シャラララ

そらいろきいろ@魔女コメディ連載中

第1話 引きずったままで

「ほたる市から引っ越してきました、佐々木ささきさきです。よろしくお願いします」


 私の新しい中学校生活は、ぱっとしない自己紹介から始まった。

 パパの転勤で生まれ育ったほたる市を離れて、大切な幼なじみと、できたばかりの友達ともお別れして、一学期の途中から誰ひとり知らないこの町へ。

 ぱちぱち、拍手に混じって、


「ほたる市ってどこだっけ?」

「海の方じゃない? 名前的に」


 とか、


「サヤと名前似てるー、あたし間違えそう」

「サヤとサキの区別くらいできるでしょ!」


 だとか、ひそひそ声が聞こえてきた。

 あぁ、もうグループができてるんだな……なんて考えちゃって気が滅入る。

 こんなことを考えてる自分もいやだ。

 窓際の、なじみのない机に座ったら、みんながちらちら、こっそり見てた。

 一人の子と目が合っちゃって、とりあえず笑ってみて。

 ……自分で勝手に気まずくなって、窓の外を眺めた。

 やけに明るい曇り空。寂しい感じ。

 こんなとき、いつきがいてくれたら。

 あーあ、引っ越しなんて嫌だったのに。





 樹は、私の幼なじみの男の子だ。

 少し茶色みがかった髪で、真っ黒のきれいな目をしてる。

 赤ちゃんの頃から公園で遊んだ仲で、引っ越す前の家はお隣同士。

 保育園も小学校も、前の中学校も一緒だった。

 なんでも知ってて、なんでも話せる、双子みたいな関係。

 男の子っていうか樹は樹って感じで、優しくて、自信がない私を引っ張ってくれる。私はすっごく信頼してて、彼が好き。
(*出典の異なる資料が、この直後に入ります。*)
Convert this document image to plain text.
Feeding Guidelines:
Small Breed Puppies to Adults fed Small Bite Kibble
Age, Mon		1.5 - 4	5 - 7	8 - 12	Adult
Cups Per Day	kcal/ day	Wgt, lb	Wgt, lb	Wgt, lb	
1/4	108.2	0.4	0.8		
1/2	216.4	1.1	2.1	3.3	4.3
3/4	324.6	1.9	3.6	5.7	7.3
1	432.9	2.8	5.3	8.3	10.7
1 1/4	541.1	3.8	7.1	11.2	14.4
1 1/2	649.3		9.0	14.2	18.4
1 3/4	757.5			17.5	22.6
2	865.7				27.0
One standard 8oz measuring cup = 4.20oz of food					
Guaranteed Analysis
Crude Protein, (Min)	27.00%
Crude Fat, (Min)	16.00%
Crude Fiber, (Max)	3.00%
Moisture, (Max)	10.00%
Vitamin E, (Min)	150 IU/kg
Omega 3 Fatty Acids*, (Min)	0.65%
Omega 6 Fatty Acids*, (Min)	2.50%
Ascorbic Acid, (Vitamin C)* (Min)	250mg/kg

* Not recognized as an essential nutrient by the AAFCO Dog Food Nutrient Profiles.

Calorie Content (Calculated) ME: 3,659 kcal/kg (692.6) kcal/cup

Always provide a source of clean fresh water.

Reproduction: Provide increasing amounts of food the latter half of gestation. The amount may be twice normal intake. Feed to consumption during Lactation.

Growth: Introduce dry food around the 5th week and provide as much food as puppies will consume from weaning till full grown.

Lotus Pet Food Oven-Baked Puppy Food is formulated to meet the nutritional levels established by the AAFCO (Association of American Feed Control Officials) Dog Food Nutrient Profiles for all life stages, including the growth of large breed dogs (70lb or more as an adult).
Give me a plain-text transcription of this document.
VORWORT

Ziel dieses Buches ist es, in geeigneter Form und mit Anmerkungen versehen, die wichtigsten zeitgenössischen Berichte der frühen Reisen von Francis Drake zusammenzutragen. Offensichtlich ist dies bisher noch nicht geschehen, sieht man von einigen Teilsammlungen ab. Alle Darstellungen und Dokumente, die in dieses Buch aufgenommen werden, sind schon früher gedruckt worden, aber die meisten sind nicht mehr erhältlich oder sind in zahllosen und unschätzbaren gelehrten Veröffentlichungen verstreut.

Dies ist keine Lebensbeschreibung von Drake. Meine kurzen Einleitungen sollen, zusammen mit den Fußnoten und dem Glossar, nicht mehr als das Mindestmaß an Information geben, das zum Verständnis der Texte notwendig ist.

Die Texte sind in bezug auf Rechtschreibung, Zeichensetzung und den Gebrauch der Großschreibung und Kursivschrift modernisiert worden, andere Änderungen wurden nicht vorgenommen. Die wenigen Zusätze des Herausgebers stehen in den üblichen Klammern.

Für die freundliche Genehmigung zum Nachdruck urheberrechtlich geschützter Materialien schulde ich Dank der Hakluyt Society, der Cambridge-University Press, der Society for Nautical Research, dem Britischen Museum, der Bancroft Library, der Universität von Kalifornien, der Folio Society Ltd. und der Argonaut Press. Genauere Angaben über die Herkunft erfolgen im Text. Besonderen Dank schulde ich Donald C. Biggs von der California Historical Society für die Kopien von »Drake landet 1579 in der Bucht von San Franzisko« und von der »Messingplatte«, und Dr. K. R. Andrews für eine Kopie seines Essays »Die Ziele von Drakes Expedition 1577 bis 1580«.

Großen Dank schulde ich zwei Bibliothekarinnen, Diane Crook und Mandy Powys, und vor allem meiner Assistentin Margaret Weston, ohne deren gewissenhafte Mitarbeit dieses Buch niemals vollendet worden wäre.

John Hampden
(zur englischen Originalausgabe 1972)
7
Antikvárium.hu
 傷ついても、怖いことがあっても、樹といればぜんぜん平気。


 ——だったのに。


 手をグーパーする。

 こっちにくる前、最後のお別れのときに、樹は手を握ってくれた。

 高学年になってからは、お互い恥ずかしくて繋がなくなっていた、優しい手。

 あったかくて、しっかりしてて、ちょっぴり湿ってて。

 そんな感触が、ずっとここに残っている。


 お別れしたくなかったな。

 電話番号はもう一度書いて交換したけど、電話なんてほとんどしてこなかったし。

 だって、窓越しに話す方が早いから。

 電話なんて、離れてるって感じを突きつけられそうで、なんだか怖くて。

 もしかしたら、こんな感じで距離ができちゃって、もう会えなかったりするのかな。

 さみしい。

 会いたいよ、樹。

 もう引っ越して一週間たったのに、私はいまだにこんなんだった。